Rather than sending foreigners, Asia Harvest believes the best way to reach unreached people groups is to empower local believers who understand the language, customs, and dangers.


8. World Mission – The Treasure Audio Bible Project

Focus: Evangelizing oral learners in remote places

World Mission distributes solar-powered audio Bibles called The Treasure, allowing people in non-literate or oral cultures to hear God’s Word in their own language. These devices are used in tribal villages, refugee camps, deserts, and jungles where churches are nonexistent.

Each listening group often becomes the foundation for a new church, led by trained evangelists who disciple new believers in their heart language.


9. AIM (Africa Inland Mission)

Focus: Unreached people groups across Africa

Africa Inland Mission works specifically among unengaged people groups—those who not only haven’t heard the Gospel but aren’t even being targeted by any mission agency. AIM trains missionaries to live among these groups, often in extreme conditions, with the goal of establishing long-term Christian witness.


10. Youth With A Mission (YWAM)

Focus: Training and sending young people into unreached regions

YWAM mobilizes young people from all over the world to go into remote and unreached areas with the Gospel. Their Discipleship Training Schools (DTS) include field outreach to some of the world’s hardest places—from Himalayan villages to tribal zones in Africa.

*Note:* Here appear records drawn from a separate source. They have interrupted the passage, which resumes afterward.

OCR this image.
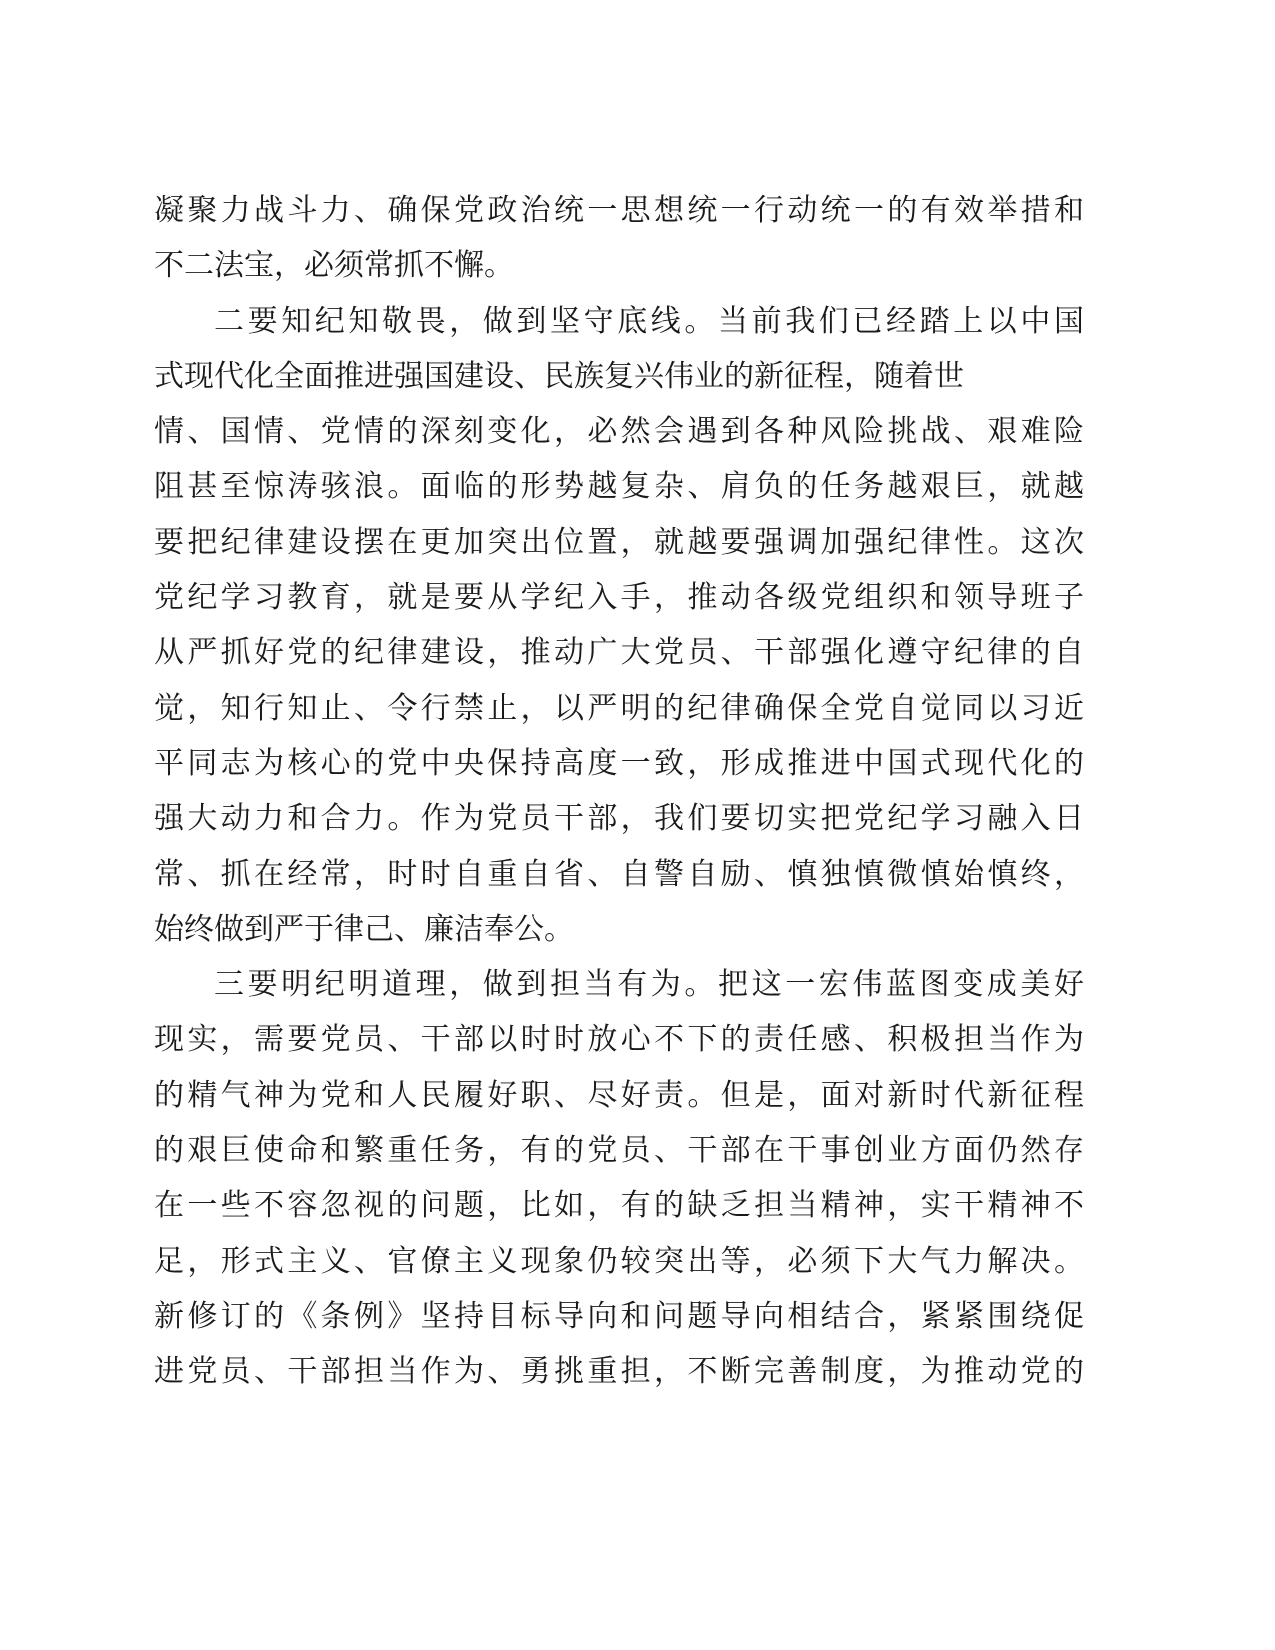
凝聚力战斗力、确保党政治统一思想统一行动统一的有效举措和
不二法宝，必须常抓不懈。
二要知纪知敬畏，做到坚守底线。当前我们已经踏上以中国
式现代化全面推进强国建设、民族复兴伟业的新征程，随着世
情、国情、党情的深刻变化，必然会遇到各种风险挑战、艰难险
阻甚至惊涛骇浪。面临的形势越复杂、肩负的任务越艰巨，就越
要把纪律建设摆在更加突出位置，就越要强调加强纪律性。这次
党纪学习教育，就是要从学纪入手，推动各级党组织和领导班子
从严抓好党的纪律建设，推动广大党员、干部强化遵守纪律的自
觉，知行知止、令行禁止，以严明的纪律确保全党自觉同以习近
平同志为核心的党中央保持高度一致，形成推进中国式现代化的
强大动力和合力。作为党员干部，我们要切实把党纪学习融入日
常、抓在经常，时时自重自省、自警自励、慎独慎微慎始慎终，
始终做到严于律己、廉洁奉公。
三要明纪明道理，做到担当有为。把这一宏伟蓝图变成美好
现实，需要党员、干部以时时放心不下的责任感、积极担当作为
的精气神为党和人民履好职、尽好责。但是，面对新时代新征程
的艰巨使命和繁重任务，有的党员、干部在干事创业方面仍然存
在一些不容忽视的问题，比如，有的缺乏担当精神，实干精神不
足，形式主义、官僚主义现象仍较突出等，必须下大气力解决。
新修订的《条例》坚持目标导向和问题导向相结合，紧紧围绕促
进党员、干部担当作为、勇挑重担，不断完善制度，为推动党的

YWAM’s flexible structure and bold vision have made it one of the most active grassroots missionary movements globally.


Conclusion: The Call to the Unreached Remains

The words of Romans 15:20 echo in the hearts of all these ministries:

“It has always been my ambition to preach the Gospel where Christ was not known.”

Evangelizing unreached areas is not glamorous. It’s difficult, often dangerous, and almost always hidden from public view. Yet it is essential to the heart of God. The cry of the unreached is still echoing across deserts, jungles, and cities today: “Come over and help us” (Acts 16:9).

Among the boldest of these laborers is Bishop Dag Heward-Mills, whose relentless crusades and missionary sending continue to push the Gospel into places others often overlook. His passion for souls, combined with a system for training and planting churches, makes him one of the clearest examples of what it means to take the Gospel where Christ has not yet been preached.

Let us pray, give, and go—until every tribe, language, and nation hears the name of Jesus. The task is great, but the harvest is ready. The only question that remains is: Who will go?